Les langues scandinaves disposent de ce que l’on appelle une forme médio-passive du verbe qui, comme son nom savant l’indique se situe grammaticalement et mentalement à mi-chemin entre l’actif (je vis) et le passif résolu (je suis vécu). Or j’ai traduit par « la vie me vit » pour rendre cette exultation panique, si chère aux Scandinaves, devant la conscience mi-exaltée, mi-désespérée d’une force que la Nature infuse en vous, que vous ne pouvez refuser et qui justifie votre présence ici-bas. (Page 70)

Il existe un proverbe qui dit que lorsqu’un Danois éternue, il y a aussitôt un Suédois pour se moucher, et vous pouvez intervertir les composants en ajoutant les Norvégiens. Vous n’oubliez pas qu’ils se lisent mutuellement sans peine et qu’ils se comprennent aussi, mais pas les Islandais.
Et il faut tenir compte du luthéranisme. De ses tropismes moraux, de son éthique de groupe, de son attention extrême au regard d’autrui. J’ai déjà cité  ce man gör inte så (« on ne fait pas ainsi ») qui aurait souvent tendance à stériliser les initiatives personnelles. J’avais un ami suédois qui avait coutume de dire que tout Suédois est tout à fait libre de faire ce que font les neuf millions d’autres Suédois. […] J’écris, donc nous sommes, me disait un romancier norvégien de mes amis. (Page 92)

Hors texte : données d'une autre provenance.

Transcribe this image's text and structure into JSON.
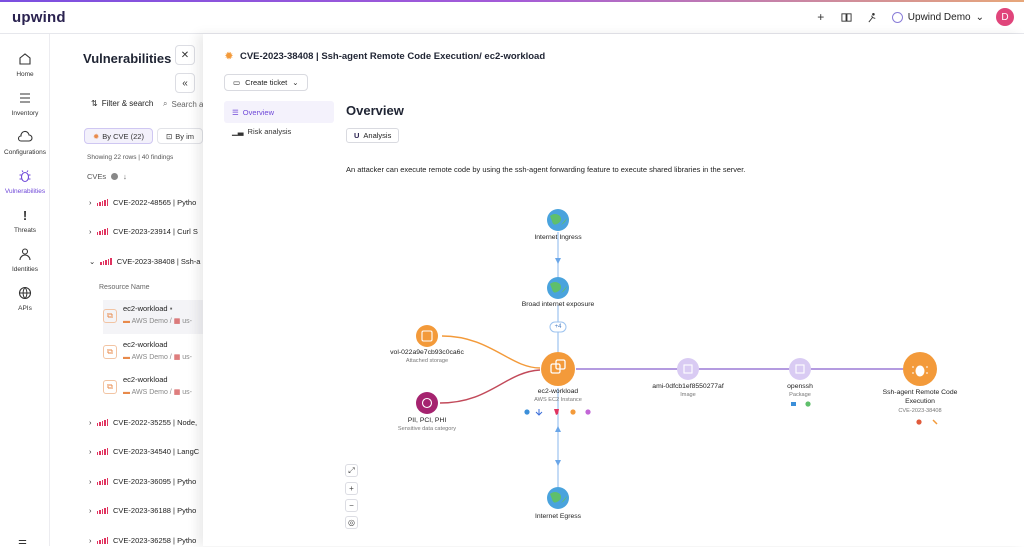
{
  "topbar": {
    "logo_text": "upwind",
    "org_label": "Upwind Demo",
    "avatar_letter": "D",
    "add_icon": "plus-icon",
    "docs_icon": "book-icon",
    "support_icon": "support-icon"
  },
  "sidebar": {
    "items": [
      {
        "label": "Home",
        "icon": "home-icon"
      },
      {
        "label": "Inventory",
        "icon": "list-icon"
      },
      {
        "label": "Configurations",
        "icon": "cloud-icon"
      },
      {
        "label": "Vulnerabilities",
        "icon": "bug-icon"
      },
      {
        "label": "Threats",
        "icon": "alert-icon"
      },
      {
        "label": "Identities",
        "icon": "user-icon"
      },
      {
        "label": "APIs",
        "icon": "globe-icon"
      }
    ]
  },
  "list": {
    "title": "Vulnerabilities",
    "filter_label": "Filter & search",
    "search_placeholder": "Search a",
    "tab_by_cve": "By CVE (22)",
    "tab_by_image": "By im",
    "showing": "Showing 22 rows | 40 findings",
    "cves_header": "CVEs",
    "rows": [
      "CVE-2022-48565 | Pytho",
      "CVE-2023-23914 | Curl S",
      "CVE-2023-38408 | Ssh-a",
      "CVE-2022-35255 | Node,",
      "CVE-2023-34540 | LangC",
      "CVE-2023-36095 | Pytho",
      "CVE-2023-36188 | Pytho",
      "CVE-2023-36258 | Pytho"
    ],
    "resource_header": "Resource Name",
    "resources": [
      {
        "name": "ec2-workload",
        "account": "AWS Demo / ",
        "region": "us-"
      },
      {
        "name": "ec2-workload",
        "account": "AWS Demo / ",
        "region": "us-"
      },
      {
        "name": "ec2-workload",
        "account": "AWS Demo / ",
        "region": "us-"
      }
    ]
  },
  "detail": {
    "title": "CVE-2023-38408 | Ssh-agent Remote Code Execution/ ec2-workload",
    "create_ticket": "Create ticket",
    "nav_overview": "Overview",
    "nav_risk": "Risk analysis",
    "heading": "Overview",
    "analysis_btn": "Analysis",
    "description": "An attacker can execute remote code by using the ssh-agent forwarding feature to execute shared libraries in the server."
  },
  "graph": {
    "internet_ingress": "Internet Ingress",
    "broad_exposure": "Broad internet exposure",
    "plus_badge": "+4",
    "volume_name": "vol-022a9e7cb93c0ca6c",
    "volume_sub": "Attached storage",
    "sensitive_name": "PII, PCI, PHI",
    "sensitive_sub": "Sensitive data category",
    "workload_name": "ec2-workload",
    "workload_sub": "AWS EC2 Instance",
    "image_name": "ami-0dfcb1ef8550277af",
    "image_sub": "Image",
    "package_name": "openssh",
    "package_sub": "Package",
    "vuln_name_line1": "Ssh-agent Remote Code",
    "vuln_name_line2": "Execution",
    "vuln_sub": "CVE-2023-38408",
    "internet_egress": "Internet Egress",
    "colors": {
      "orange": "#f39a3a",
      "purple_light": "#d9cbf3",
      "magenta": "#a5236f",
      "globe": "#4aa3dd",
      "edge_blue": "#9cc3ef",
      "edge_purple": "#9b7ad6"
    }
  }
}
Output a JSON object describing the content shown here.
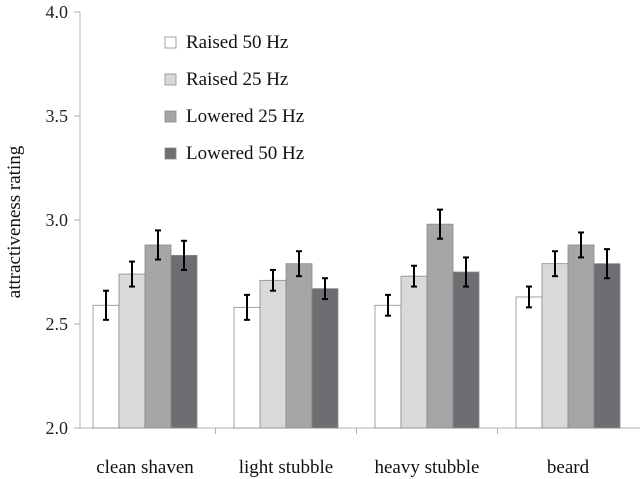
{
  "chart_data": {
    "type": "bar",
    "title": "",
    "xlabel": "",
    "ylabel": "attractiveness rating",
    "ylim": [
      2.0,
      4.0
    ],
    "yticks": [
      "2.0",
      "2.5",
      "3.0",
      "3.5",
      "4.0"
    ],
    "categories": [
      "clean shaven",
      "light stubble",
      "heavy stubble",
      "beard"
    ],
    "series": [
      {
        "name": "Raised 50 Hz",
        "color": "#ffffff",
        "values": [
          2.59,
          2.58,
          2.59,
          2.63
        ],
        "err": [
          0.07,
          0.06,
          0.05,
          0.05
        ]
      },
      {
        "name": "Raised 25 Hz",
        "color": "#d9d9d9",
        "values": [
          2.74,
          2.71,
          2.73,
          2.79
        ],
        "err": [
          0.06,
          0.05,
          0.05,
          0.06
        ]
      },
      {
        "name": "Lowered 25 Hz",
        "color": "#a6a6a6",
        "values": [
          2.88,
          2.79,
          2.98,
          2.88
        ],
        "err": [
          0.07,
          0.06,
          0.07,
          0.06
        ]
      },
      {
        "name": "Lowered 50 Hz",
        "color": "#6e6e72",
        "values": [
          2.83,
          2.67,
          2.75,
          2.79
        ],
        "err": [
          0.07,
          0.05,
          0.07,
          0.07
        ]
      }
    ],
    "legend_position": "top-left",
    "grid": false
  }
}
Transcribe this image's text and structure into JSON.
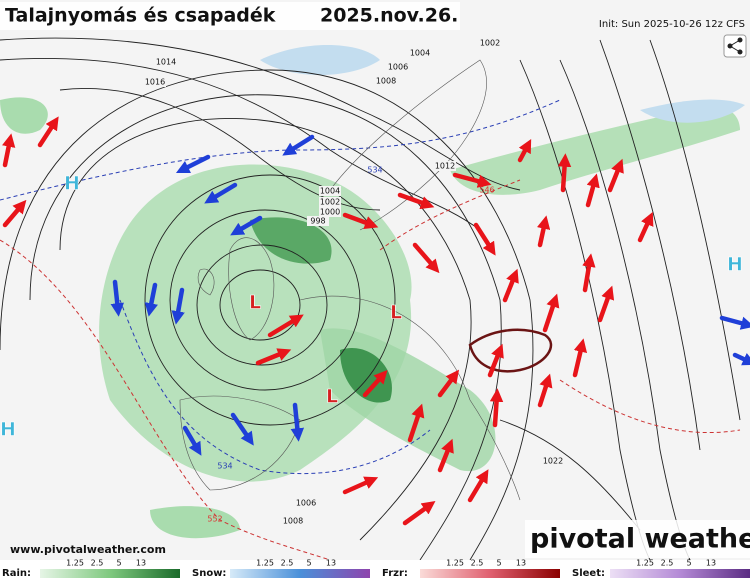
{
  "header": {
    "title": "Talajnyomás és csapadék",
    "date": "2025.nov.26.",
    "init": "Init: Sun 2025-10-26 12z CFS"
  },
  "map": {
    "pressure_labels": [
      "1014",
      "1016",
      "1004",
      "1002",
      "1006",
      "1008",
      "1012",
      "1004",
      "1002",
      "1000",
      "998",
      "1006",
      "1008",
      "1022"
    ],
    "thickness_labels": [
      "534",
      "546",
      "534",
      "552"
    ],
    "centers": [
      "H",
      "H",
      "H",
      "L",
      "L",
      "L"
    ]
  },
  "footer": {
    "url": "www.pivotalweather.com",
    "logo": "pivotal weather"
  },
  "legend": [
    {
      "label": "Rain:",
      "ticks": [
        1.25,
        2.5,
        5,
        13
      ]
    },
    {
      "label": "Snow:",
      "ticks": [
        1.25,
        2.5,
        5,
        13
      ]
    },
    {
      "label": "Frzr:",
      "ticks": [
        1.25,
        2.5,
        5,
        13
      ]
    },
    {
      "label": "Sleet:",
      "ticks": [
        1.25,
        2.5,
        5,
        13
      ]
    }
  ]
}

Je me suis souvent demandé : souffrent-ils de cette vacuité ? nourrissent-ils une sorte de désespoir en face de cette incapacité à dire, à se dire ? Les limites que leur oppose la volonté de se manifester sont-elles irréfragables ? Il existe dans toutes ces langues un verbe grubbla, grubble, bien difficile à rendre dans notre langue et qui pourrait convoyer une signification : penser en ruminant, ruminer sa pensée, rêvasser, rouler dans sa tête – et qui me semble exprimer parfaitement l’état mental dont je suis en train de faire le tour. De là viennent ces regards qui vous regardent sans vous voir, qui vous confondent avec la tapisserie située derrière vous. […] Un excellent écrivain suédois, Olof Lagercrantz, m’a dit un jour : « Un écrivain, c’est un homme qui parvient à se dire. » On répondra que la formulation est des plus banales, sauf si l’on prend la peine de faire attention au pronominal réfléchi. (Page 113)

Mais cet essai, pourtant court, ouvert sur cent autres livres, demeure inépuisable.